In a project at the Massachusetts Institute of Technology publicized last year, Carter Jernigan and Behram Mistree analyzed more than 4,000 Facebook profiles of students, including links to friends who said they were gay. The pair was able to predict, with 78 percent accuracy, whether a profile belonged to a gay male. So far, this powerful data mining, which relies on sophisticated statistical correlations, is mostly in the realm of university researchers, not identity thieves and marketers.
In social networks, people can increase their defenses against identification by adopting privacy controls on information in personal profiles. Yet an individual’s actions, researchers say, are rarely enough to protect privacy on the Internet.
You may not disclose personal information, but your online friends and colleagues may do it for you, referring to your school or employer, gender, location and interests. Patterns of social communication, researchers say, are revealing.

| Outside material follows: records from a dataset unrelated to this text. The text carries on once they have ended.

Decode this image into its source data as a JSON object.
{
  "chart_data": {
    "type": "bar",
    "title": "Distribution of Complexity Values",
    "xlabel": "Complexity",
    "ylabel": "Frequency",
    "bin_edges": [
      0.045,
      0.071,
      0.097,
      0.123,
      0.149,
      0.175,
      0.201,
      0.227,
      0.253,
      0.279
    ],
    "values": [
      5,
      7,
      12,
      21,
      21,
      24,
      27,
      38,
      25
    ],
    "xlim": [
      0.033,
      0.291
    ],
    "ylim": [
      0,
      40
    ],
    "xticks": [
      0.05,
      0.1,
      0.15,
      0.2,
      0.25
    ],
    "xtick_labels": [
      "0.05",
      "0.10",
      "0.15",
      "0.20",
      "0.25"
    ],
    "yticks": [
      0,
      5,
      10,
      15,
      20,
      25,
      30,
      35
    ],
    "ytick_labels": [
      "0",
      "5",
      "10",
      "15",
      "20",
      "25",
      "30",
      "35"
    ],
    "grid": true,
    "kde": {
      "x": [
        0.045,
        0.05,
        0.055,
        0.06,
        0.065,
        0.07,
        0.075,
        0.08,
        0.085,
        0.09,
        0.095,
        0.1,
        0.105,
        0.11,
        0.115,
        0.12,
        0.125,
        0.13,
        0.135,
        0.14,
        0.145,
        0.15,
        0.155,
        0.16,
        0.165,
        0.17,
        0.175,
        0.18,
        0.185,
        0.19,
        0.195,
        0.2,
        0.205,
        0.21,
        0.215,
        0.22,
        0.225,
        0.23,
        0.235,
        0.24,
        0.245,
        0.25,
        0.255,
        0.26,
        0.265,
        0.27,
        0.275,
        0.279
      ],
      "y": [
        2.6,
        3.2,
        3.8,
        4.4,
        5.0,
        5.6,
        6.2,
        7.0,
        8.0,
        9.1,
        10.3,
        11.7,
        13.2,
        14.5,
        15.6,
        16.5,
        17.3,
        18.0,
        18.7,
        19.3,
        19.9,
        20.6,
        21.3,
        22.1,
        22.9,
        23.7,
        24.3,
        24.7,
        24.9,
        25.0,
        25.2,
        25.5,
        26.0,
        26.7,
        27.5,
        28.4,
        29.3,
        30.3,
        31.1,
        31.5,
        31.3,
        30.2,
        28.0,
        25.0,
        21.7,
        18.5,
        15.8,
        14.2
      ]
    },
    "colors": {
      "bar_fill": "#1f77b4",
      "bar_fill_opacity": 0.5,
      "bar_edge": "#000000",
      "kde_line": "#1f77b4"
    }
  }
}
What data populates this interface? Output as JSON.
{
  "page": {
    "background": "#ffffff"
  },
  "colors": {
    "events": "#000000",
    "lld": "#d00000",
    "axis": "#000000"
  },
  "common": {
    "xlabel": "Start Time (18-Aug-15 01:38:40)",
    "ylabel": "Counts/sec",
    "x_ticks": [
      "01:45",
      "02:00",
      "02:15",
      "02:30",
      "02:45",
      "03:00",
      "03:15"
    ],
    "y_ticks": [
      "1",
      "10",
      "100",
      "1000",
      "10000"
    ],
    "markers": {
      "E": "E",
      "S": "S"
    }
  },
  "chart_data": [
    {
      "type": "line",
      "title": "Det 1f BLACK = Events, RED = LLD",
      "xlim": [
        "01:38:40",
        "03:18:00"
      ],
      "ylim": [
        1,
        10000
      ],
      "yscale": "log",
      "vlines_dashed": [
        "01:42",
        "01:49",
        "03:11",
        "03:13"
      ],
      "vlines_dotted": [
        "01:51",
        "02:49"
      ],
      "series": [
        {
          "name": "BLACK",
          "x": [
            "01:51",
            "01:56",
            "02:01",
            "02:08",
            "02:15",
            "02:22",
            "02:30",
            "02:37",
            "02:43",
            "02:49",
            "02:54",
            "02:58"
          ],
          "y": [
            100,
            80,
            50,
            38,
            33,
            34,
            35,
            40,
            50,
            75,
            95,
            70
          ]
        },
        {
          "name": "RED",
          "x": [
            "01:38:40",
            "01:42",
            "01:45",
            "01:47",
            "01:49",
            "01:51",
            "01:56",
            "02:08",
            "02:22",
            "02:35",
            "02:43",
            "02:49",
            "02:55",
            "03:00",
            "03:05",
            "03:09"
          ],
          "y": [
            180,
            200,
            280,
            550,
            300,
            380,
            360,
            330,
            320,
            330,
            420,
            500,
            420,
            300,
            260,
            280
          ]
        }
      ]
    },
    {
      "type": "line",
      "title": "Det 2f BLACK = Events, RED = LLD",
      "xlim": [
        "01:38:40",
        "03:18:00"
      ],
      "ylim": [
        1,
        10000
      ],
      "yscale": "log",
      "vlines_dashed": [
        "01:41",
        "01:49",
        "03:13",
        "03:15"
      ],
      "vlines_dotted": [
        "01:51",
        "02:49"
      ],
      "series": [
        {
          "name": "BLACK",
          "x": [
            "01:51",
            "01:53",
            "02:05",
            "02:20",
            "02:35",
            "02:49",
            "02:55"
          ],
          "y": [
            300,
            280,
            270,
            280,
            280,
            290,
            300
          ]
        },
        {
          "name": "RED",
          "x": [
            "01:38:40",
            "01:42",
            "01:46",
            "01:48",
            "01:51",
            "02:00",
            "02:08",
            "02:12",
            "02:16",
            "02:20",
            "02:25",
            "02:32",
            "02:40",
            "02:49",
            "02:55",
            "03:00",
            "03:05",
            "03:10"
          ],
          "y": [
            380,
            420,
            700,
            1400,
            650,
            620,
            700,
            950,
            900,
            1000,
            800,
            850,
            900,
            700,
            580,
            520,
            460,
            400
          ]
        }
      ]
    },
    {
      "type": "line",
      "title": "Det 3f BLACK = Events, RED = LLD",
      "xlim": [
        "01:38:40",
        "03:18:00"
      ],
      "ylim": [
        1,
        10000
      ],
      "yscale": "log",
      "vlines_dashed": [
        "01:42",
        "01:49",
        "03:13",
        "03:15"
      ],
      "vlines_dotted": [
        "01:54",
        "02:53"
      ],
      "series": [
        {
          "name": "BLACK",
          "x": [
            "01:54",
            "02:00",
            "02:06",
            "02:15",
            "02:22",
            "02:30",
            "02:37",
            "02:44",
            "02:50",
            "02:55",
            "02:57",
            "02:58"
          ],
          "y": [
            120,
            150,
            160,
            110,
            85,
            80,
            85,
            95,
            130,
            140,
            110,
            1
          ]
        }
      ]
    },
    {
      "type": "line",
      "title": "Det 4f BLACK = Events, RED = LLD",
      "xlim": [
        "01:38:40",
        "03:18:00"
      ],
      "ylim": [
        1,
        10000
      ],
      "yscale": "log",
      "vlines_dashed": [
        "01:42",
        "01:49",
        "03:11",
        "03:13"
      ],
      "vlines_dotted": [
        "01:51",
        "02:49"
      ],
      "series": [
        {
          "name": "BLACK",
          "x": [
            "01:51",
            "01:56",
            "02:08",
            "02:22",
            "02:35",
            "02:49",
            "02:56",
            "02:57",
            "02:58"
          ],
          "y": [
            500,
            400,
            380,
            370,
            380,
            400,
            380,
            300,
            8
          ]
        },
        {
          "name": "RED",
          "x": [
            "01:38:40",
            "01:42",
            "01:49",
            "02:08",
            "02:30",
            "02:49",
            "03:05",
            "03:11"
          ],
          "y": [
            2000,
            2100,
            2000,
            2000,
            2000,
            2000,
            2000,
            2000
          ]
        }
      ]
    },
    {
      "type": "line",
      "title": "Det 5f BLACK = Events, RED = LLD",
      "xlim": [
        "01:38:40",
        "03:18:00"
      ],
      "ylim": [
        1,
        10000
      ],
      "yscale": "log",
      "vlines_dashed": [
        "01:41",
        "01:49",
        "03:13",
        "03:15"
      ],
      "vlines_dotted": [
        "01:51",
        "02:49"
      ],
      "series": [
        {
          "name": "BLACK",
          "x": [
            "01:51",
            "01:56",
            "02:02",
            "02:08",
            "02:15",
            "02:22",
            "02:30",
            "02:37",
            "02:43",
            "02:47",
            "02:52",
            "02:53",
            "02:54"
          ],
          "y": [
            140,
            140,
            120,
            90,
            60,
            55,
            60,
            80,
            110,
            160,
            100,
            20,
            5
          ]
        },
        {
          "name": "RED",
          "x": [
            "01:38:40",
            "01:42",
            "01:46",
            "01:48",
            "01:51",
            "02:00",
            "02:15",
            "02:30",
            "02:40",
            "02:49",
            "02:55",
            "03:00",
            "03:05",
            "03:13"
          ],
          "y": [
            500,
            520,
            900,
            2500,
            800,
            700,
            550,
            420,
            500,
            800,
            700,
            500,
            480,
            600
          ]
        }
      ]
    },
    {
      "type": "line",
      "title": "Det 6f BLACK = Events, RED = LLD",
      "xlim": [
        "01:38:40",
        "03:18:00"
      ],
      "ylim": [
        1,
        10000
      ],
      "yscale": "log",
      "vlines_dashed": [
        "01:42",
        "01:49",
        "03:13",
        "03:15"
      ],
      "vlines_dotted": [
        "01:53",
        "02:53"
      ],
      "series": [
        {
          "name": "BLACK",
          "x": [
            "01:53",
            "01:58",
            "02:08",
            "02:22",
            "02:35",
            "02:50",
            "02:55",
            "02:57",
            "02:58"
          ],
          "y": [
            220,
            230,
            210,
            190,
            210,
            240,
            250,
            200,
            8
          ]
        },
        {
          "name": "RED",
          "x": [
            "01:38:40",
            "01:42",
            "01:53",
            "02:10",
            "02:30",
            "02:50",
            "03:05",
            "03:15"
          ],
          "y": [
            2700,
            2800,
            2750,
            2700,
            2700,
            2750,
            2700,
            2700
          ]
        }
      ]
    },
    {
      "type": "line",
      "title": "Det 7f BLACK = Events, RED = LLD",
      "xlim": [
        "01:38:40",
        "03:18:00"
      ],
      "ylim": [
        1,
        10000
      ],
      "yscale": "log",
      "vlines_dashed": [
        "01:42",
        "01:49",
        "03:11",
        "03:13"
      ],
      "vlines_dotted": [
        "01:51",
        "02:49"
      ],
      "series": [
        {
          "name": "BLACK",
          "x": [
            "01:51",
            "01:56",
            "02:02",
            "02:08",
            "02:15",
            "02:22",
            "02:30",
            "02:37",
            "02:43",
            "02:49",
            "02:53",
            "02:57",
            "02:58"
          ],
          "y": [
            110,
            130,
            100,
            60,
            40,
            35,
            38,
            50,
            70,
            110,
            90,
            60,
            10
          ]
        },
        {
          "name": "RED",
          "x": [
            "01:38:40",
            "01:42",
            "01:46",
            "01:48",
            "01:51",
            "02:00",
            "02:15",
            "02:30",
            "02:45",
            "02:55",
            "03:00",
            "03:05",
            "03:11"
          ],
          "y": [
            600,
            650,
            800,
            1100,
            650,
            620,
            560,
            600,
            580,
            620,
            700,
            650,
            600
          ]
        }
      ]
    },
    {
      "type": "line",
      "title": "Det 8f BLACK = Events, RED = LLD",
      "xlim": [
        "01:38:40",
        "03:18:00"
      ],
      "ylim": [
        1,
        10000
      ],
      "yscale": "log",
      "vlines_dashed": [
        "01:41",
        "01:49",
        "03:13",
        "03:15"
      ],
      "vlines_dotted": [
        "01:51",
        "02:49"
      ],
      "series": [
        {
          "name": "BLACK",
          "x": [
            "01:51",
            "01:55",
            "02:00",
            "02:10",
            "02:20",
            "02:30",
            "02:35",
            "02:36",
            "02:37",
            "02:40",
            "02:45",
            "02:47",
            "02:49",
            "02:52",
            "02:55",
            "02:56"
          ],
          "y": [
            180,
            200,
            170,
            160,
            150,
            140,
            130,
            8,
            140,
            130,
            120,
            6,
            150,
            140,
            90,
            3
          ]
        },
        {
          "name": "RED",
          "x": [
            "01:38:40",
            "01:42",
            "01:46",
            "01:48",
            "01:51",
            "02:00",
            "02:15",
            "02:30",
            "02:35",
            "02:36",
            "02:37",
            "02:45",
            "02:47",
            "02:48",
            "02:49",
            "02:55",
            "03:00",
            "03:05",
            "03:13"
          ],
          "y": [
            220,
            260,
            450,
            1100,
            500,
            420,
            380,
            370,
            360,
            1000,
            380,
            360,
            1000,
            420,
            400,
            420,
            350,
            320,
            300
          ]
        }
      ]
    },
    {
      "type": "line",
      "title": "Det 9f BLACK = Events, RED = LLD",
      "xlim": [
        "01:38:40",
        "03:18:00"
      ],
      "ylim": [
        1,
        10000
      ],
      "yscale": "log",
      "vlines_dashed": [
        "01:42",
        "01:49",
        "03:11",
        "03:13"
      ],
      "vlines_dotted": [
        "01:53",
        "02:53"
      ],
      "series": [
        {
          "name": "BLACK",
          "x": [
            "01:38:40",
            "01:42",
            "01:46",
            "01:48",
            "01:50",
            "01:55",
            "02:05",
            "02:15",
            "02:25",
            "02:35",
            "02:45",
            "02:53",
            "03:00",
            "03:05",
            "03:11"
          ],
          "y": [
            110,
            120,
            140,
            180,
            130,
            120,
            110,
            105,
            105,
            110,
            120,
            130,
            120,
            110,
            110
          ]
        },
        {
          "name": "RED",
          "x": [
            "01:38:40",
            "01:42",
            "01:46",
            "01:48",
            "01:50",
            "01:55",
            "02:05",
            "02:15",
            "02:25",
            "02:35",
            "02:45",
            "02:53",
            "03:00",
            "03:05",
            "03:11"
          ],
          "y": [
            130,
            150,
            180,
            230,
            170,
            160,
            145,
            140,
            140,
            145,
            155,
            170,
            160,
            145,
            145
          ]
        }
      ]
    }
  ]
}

“Personal privacy is no longer an individual thing,” said Harold Abelson, the computer science professor at M.I.T. “In today’s online world, what your mother told you is true, only more so: people really can judge you by your friends.”
Collected together, the pool of information about each individual can form a distinctive “social signature,” researchers say.
The power of computers to identify people from social patterns alone was demonstrated last year in a study by Vitaly Shmatikov, an associate professor of computer science at the University of Texas, and Arvind Narayanan, now a researcher at Stanford University.
By examining correlations between various online accounts, the scientists showed that they could identify more than 30 percent of the users of both Twitter, the microblogging service, and Flickr, an online photo-sharing service, even though the accounts had been stripped of identifying information like account names and e-mail addresses.
“When you link these large data sets together, a small slice of our behavior and the structure of our social networks can be identifying,” Mr. Shmatikov said.
Even more unnerving to privacy advocates is the work of two researchers from Carnegie Mellon University in Pittsburgh. In a paper published last year, they reported that they could predict the full, nine-digit Social Security numbers for 8.5 percent of the people born in the United States between 1989 and 2003 ? nearly five million individuals.
Social Security numbers are prized by identity thieves because they are used both as identifiers and to authenticate banking, credit card and other transactions.
The Carnegie Mellon researchers used publicly available information from many sources, including profiles on social networks, to narrow their search for two pieces of data crucial to identifying people - birthdates and city or state of birth.